8.7.13 Exercise 7.5 ★★ — Deseasonalise and forecast

Using the data and IVEs of Exercise 7.4, and the OLS trend \(\hat{T}_t = 40.5 + 1.2\,t\) (\(t = 1, \ldots, 12\)):

  1. Deseasonalise the original series.
  2. Forecast each quarter of 2024.
  3. In which quarter is production expected to be highest?

8.7.14 Exercise 7.6 ★★ — Full multiplicative decomposition

A tourism company records bookings (in hundreds) per quarter for 2021–2023:

Year Q1 Q2 Q3 Q4
2021 20 35 50 25
2022 24 40 56 28
2023 28 46 62 32

Perform a full multiplicative decomposition: (a) CMA(4); (b) IVE; (c) OLS trend on the deseasonalised series; (d) forecasts for the four quarters of 2024.

8.7.15 Exercise 7.7 ★★ — Full additive decomposition

Quarterly electricity consumption (MWh):

Year Q1 Q2 Q3 Q4
2021 110 80 90 120
2022 115 85 95 125
2023 120 90 100 130

Use the additive model. (a) Compute CMA(4); (b) additive seasonal components \(S_q\) (normalise so \(\sum S_q = 0\)); (c) OLS trend on \(y_t^d = y_t - S_q\); (d) forecast each quarter of 2024.

8.7.16 Exercise 7.8 ★★★ — Interpretation and forecasting

For a quarterly series with \(n = 20\), an analyst reports \(\hat{T}_t = 150 + 5t\) and \(\text{IVE}_{Q1} = 0.85\), \(\text{IVE}_{Q2} = 0.95\), \(\text{IVE}_{Q3} = 0.80\), \(\text{IVE}_{Q4} = 1.40\).

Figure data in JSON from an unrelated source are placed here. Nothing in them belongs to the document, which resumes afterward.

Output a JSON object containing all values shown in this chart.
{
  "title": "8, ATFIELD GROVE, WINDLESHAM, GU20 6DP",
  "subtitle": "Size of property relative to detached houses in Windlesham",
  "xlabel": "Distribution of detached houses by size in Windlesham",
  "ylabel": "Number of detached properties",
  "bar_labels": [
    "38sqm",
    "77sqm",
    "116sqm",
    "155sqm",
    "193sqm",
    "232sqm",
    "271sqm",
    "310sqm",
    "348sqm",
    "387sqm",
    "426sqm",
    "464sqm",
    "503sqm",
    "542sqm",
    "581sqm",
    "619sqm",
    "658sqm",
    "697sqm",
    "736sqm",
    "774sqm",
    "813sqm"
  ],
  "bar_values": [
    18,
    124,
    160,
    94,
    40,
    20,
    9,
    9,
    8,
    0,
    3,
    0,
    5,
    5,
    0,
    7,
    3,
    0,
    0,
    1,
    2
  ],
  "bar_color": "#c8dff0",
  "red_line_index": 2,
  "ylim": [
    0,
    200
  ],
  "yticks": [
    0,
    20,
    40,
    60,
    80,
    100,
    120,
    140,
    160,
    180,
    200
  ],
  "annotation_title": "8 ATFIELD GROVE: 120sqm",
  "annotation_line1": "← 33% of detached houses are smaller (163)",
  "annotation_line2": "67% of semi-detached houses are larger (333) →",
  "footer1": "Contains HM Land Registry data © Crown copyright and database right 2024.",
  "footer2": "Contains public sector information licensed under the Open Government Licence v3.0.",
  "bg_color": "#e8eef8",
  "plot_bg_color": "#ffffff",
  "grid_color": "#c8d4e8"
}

  1. Verify the multiplicative constraint on the IVE.
  2. Interpret each IVE in plain language.
  3. Forecast each quarter of 2024 (\(t = 21, \ldots, 24\)).
  4. Q4 2023 actual sales (\(t = 20\)) were 265 thousand. Compute the deseasonalised value and comment.
  5. What would the Q4 2024 forecast be under an additive model with \(E_{Q4} = +60\) (thousand units)?